É a vida...

 Durante muito tempo morei na rua com minha avó, minha mãe e minha irmã. Nunca me perguntei se estava certo ou errado, se era o melhor ou o pior modo de viver. Para mim estava tudo muito bom, tudo como tudo tinha que ser. Nada me faltava, e se faltava eu não percebia, pois me contentava com aquilo que tinha.

Vivíamos cada dia como ele se apresentava, sem nos interessarmos pelo amanhã, pois o que tiver que acontecer virá ao nosso encontro.

 Não me lembrava da vida antes da vida na rua. Vovó dizia que morávamos em uma casinha à beira de um rio. Mas as lembranças apareciam enevoadas, imprecisas...

À noite dormíamos em albergues. Tomávamos banho, ganhávamos roupas limpinhas e éramos alimentados antes que o sono chegasse. Podíamos até assistir televisão.

De manhãzinha, logo após o café, íamos novamente para a rua, o nosso lar.

O tempo passou, minha mãe conheceu alguém, e lá fomos nós morar em um cortiço. Ali as pessoas viviam segundo suas próprias leis. Tempo bom aquele. Tínhamos um quarto só para nós, para a família toda. Se chovia, colocávamos um balde para que as gotas de água não molhassem o chão. Vovó dizia que era para que os sonhos maus não perturbassem nosso sono. O barulho das gotas caindo no balde os espantava. E era verdade, eu só tinha sonhos bonitos.

Mas o que era bom, durou o tempo certo para que dele nos lembrássemos para sempre.

Mamãe foi embora. Prá onde não sei. O seu companheiro, depois de esperar uns dias para saber se ela voltaria, nos mandou de volta para a rua. Vocês não são nada meus, disse ele com cara de poucos amigos. Melhor que sumam da minha vida! E assim, voltamos para a vida na rua, enfrentando as mesmas dificuldades de sempre.

Depois de uns dias, vovó amanheceu com muita febre. Era tão frágil! Pessoas bondosas a levaram ao hospital, mas mesmo assim ela não voltou para nós. Foi morar no céu, em paz com o mundo. Foi o que nos disseram.

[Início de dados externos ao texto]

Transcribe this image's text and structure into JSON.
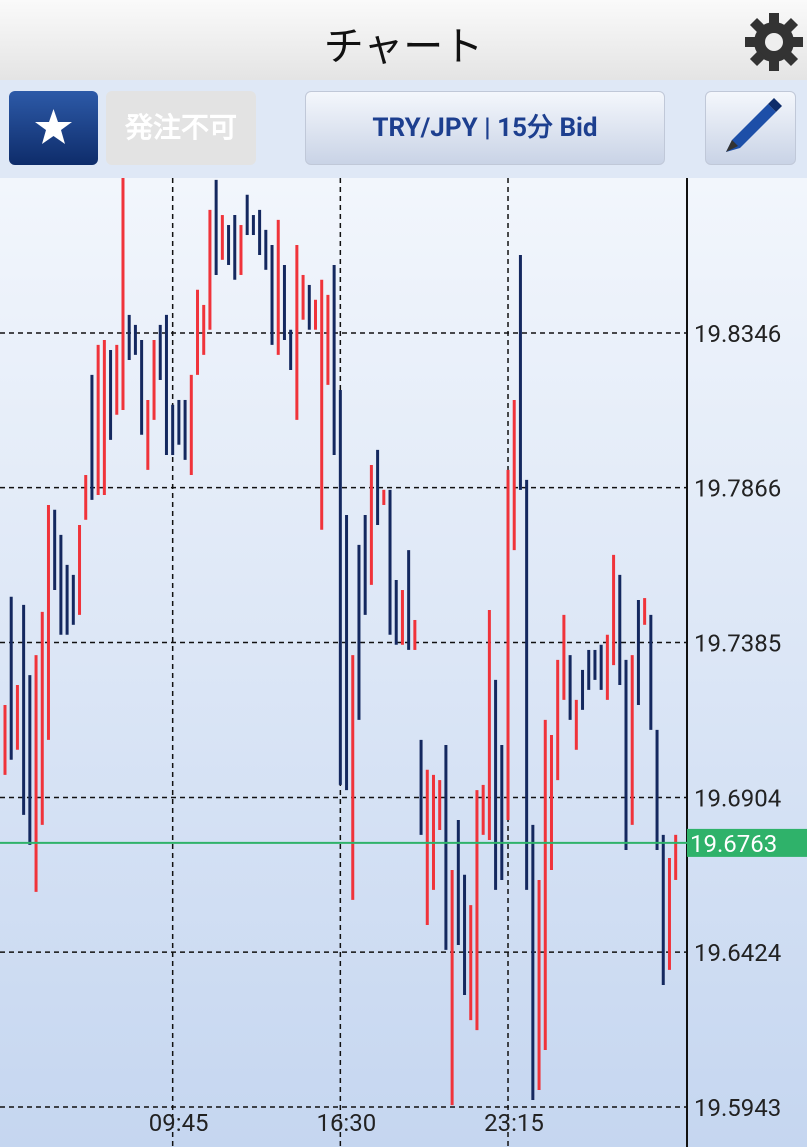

A vida tem um jeito muito estranho de separar as pessoas...

Minha irmã e eu ficamos sem saber o que fazer, até que alguém sugeriu que fôssemos para um abrigo. Não entendemos nada, mas fomos. Vovó sempre dizia que as pessoas podem ser muito bondosas umas com as outras, mesmo em um lugar só de estranhos. Velha sábia.

Mas como tudo é impossível até acontecer, mamãe apareceu para nos visitar. Ao final da tarde foi embora, deixando mais uma vez a saudade em seu lugar. O presente levou embora o passado.   

Mas o tempo foi passando, e a hora de enfrentarmos o mundo chegou.

Como eu fui a primeira a deixar o abrigo, e já sai de lá com emprego garantido, procurei um quartinho para morarmos, sentindo em mim o peso da responsabilidade pela minha irmã.

Prometi a mim mesma que jamais moraríamos na rua outra vez...

Até precisar novamente, quem sabe, não é?